Fat Joe, to those uninitiated, is a top-class American rapper and the CEO/proprietor of Terror Squad, a successful record label. His music has occupied my various MP3 players since 2002, and his album, Elephant in the Room, while not exactly a huge commercial success, is a versatile anthology of hip-hop and one of my favorites. Even though Maria Callas is one of my favorite opera singers and though I have over a hundred of her CDs and DVDs, I can’t even claim to have collected half of her output. But I surely have every single record Fat Joe has ever produced and sung in. That attests to the kind of luvin’ I give to Fat Joe! I consider Fat Joe to be a master lyricist whose tight verses are rhythmically well matched up against fiery beats. In this performance in Beijing, he appeared for about 40 minutes, crisscrossing between older numbers and newer ones. His calling card, Lean Back, was smashingly thrilling and authoritative, and got the most ardent response from his fans, some of whom, standing close to me, were reciting the lyrics in near verbatim without missing a beat. During his performance of What’s Luv, he was visibly in a lovin’ groove, interacting with the house with an affectionate gaze. Between numbers, he showed off his tremendous MC skills by firing up and hustling the crowd. The crowd returned much love, eagerly and frenetically responding to Fat Joe’s calls. When Fat Joe talked about his jailed buddy and frequent collaborator, Lil Wayne, the crowd went nuts, obviously showing much sympathy and love, irrespective of his legal troubles.
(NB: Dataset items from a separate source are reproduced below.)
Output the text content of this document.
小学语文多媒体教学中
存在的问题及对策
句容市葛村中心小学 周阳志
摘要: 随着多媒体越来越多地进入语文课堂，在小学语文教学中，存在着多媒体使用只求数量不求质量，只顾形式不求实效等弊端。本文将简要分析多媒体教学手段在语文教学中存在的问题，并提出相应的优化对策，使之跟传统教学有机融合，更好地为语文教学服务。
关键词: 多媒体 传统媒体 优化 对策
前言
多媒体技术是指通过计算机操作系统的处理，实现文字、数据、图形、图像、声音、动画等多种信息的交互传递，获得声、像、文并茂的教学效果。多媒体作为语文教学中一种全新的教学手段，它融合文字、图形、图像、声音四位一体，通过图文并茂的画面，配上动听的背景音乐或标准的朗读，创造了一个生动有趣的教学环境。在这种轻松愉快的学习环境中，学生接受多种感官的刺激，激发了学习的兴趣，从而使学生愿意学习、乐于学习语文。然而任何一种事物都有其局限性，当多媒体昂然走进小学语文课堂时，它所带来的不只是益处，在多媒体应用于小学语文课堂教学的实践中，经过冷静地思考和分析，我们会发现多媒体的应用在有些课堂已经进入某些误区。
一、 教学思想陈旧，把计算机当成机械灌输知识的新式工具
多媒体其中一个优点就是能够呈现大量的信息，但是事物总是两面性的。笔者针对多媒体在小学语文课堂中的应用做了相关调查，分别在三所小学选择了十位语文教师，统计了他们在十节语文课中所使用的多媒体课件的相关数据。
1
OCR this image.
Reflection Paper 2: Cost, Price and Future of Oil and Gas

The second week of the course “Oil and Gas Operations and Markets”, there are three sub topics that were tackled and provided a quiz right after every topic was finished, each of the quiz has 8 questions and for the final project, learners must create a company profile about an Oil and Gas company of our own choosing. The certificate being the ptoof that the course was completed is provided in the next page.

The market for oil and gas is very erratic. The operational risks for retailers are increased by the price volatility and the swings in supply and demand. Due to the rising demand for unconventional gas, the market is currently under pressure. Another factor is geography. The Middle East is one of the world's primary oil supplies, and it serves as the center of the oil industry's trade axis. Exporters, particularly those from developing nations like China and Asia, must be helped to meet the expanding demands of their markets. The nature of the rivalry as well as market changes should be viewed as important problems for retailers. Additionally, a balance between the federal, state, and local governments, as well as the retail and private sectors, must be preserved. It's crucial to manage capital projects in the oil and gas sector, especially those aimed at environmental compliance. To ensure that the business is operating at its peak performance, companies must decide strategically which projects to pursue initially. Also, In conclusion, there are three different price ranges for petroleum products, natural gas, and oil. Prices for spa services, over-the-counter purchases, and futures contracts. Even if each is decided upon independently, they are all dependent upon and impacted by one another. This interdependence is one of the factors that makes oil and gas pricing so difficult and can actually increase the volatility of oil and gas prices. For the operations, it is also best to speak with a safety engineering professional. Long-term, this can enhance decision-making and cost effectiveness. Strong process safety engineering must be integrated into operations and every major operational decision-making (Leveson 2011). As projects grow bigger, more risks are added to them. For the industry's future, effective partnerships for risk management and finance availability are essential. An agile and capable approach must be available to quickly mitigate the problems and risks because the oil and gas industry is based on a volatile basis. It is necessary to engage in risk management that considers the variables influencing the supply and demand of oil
Fat Joe’s appearance in Beijing was a rare gem because, according to his tweet, he was in Asia for the very first time in his career. Also, as far as I could remember, Fat Joe has never been a big fan of flying, and would opt for buses over airplanes whenever he tours North America (ok, if not flying, I’d seriously like to find out how he managed to get from NYC to Asia). This week, I did not meet Zambello, nor did I hustle with Stan Kwan. But I shoved aside plenty of fans – many half a decade or more younger than I – to get to the edge of the stage, and high-fived Joey Crack. Whatever Li Yundi does tonight is not going to beat that. Ya digg?

Fat Joe in Beijing

Fat Joe in Beijing.

Fat Joe in Beijing

This is how close I got to him, before high-fiving him.